Peter closed the book and put it aside. He had no idea what to make of any of it, but that was the way of most things from the Time Before. How did people live? What did they eat, wear, think? Did they walk in the dark, as if this were nothing? If there were no virals, what made them afraid?
"I think it's all made up." He shrugged. "Just a story. I think he's dreaming."
Alicia lifted her eyebrows, her expression saying, Who knows? Who can say what the world used to be?
"I was actually hoping you'd wake up," she announced then, rising from her chair. She lifted a lantern from the floor. "I've got something to show you."
She led him back through the barracks and into one of the storage rooms. The walls were lined with metal shelving, stacked with supplies: greasy tools, coils of wire and solder, plastic jugs of water and alcohol. Alicia placed the lantern on the floor and stepped to one of the shelves and began to move its contents onto the floor.
"Well? Don't just stand there."
"What are you doing?"
"What does it look like? And keep your voice down-I don't want to wake the others."

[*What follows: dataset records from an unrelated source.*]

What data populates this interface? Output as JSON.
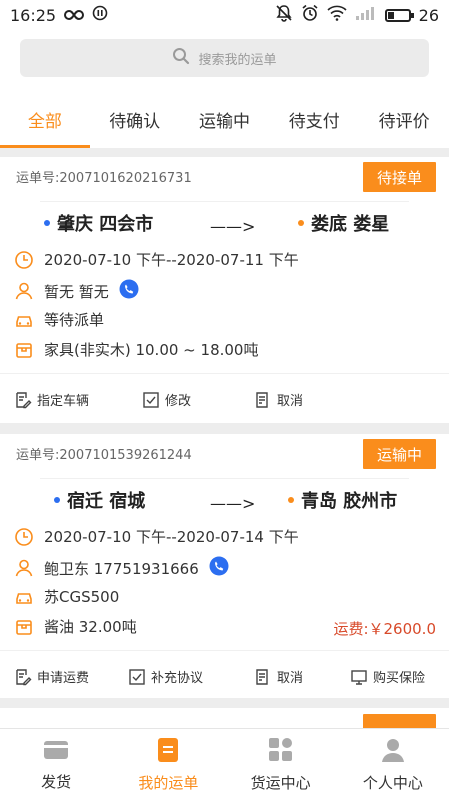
{
  "status_bar": {
    "time": "16:25",
    "battery": "26"
  },
  "search": {
    "placeholder": "搜索我的运单"
  },
  "tabs": [
    {
      "label": "全部",
      "active": true
    },
    {
      "label": "待确认",
      "active": false
    },
    {
      "label": "运输中",
      "active": false
    },
    {
      "label": "待支付",
      "active": false
    },
    {
      "label": "待评价",
      "active": false
    }
  ],
  "orders": [
    {
      "waybill": "运单号:2007101620216731",
      "status": "待接单",
      "from": "肇庆 四会市",
      "arrow": "——>",
      "to": "娄底 娄星",
      "time": "2020-07-10  下午--2020-07-11  下午",
      "driver": "暂无 暂无",
      "vehicle": "等待派单",
      "cargo": "家具(非实木)  10.00 ~ 18.00吨",
      "actions": [
        "指定车辆",
        "修改",
        "取消"
      ]
    },
    {
      "waybill": "运单号:2007101539261244",
      "status": "运输中",
      "from": "宿迁 宿城",
      "arrow": "——>",
      "to": "青岛 胶州市",
      "time": "2020-07-10  下午--2020-07-14  下午",
      "driver": "鲍卫东 17751931666",
      "vehicle": "苏CGS500",
      "cargo": "酱油   32.00吨",
      "fee": "运费:￥2600.0",
      "actions": [
        "申请运费",
        "补充协议",
        "取消",
        "购买保险"
      ]
    }
  ],
  "bottom_nav": [
    {
      "label": "发货",
      "active": false
    },
    {
      "label": "我的运单",
      "active": true
    },
    {
      "label": "货运中心",
      "active": false
    },
    {
      "label": "个人中心",
      "active": false
    }
  ],
  "colors": {
    "accent": "#fa8d1c",
    "blue": "#2c6ef0",
    "fee": "#d84a2a"
  }
}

When they'd cleared everything away, Alicia instructed him to stand at one end of the shelf, positioning herself on the opposite side. Peter realized that the back of the shelf was a sheet of plywood, concealing the wall behind it. They pulled the shelf away.
Alicia stepped forward and turned the ring and swung it open. A narrow, tubelike space, with a flight of metal stairs rising in a spiral. Metal crates were stacked against the wall. The stairs vanished in the gloom, some unknowable distance over Peter's head. The air was stale and choked with dust.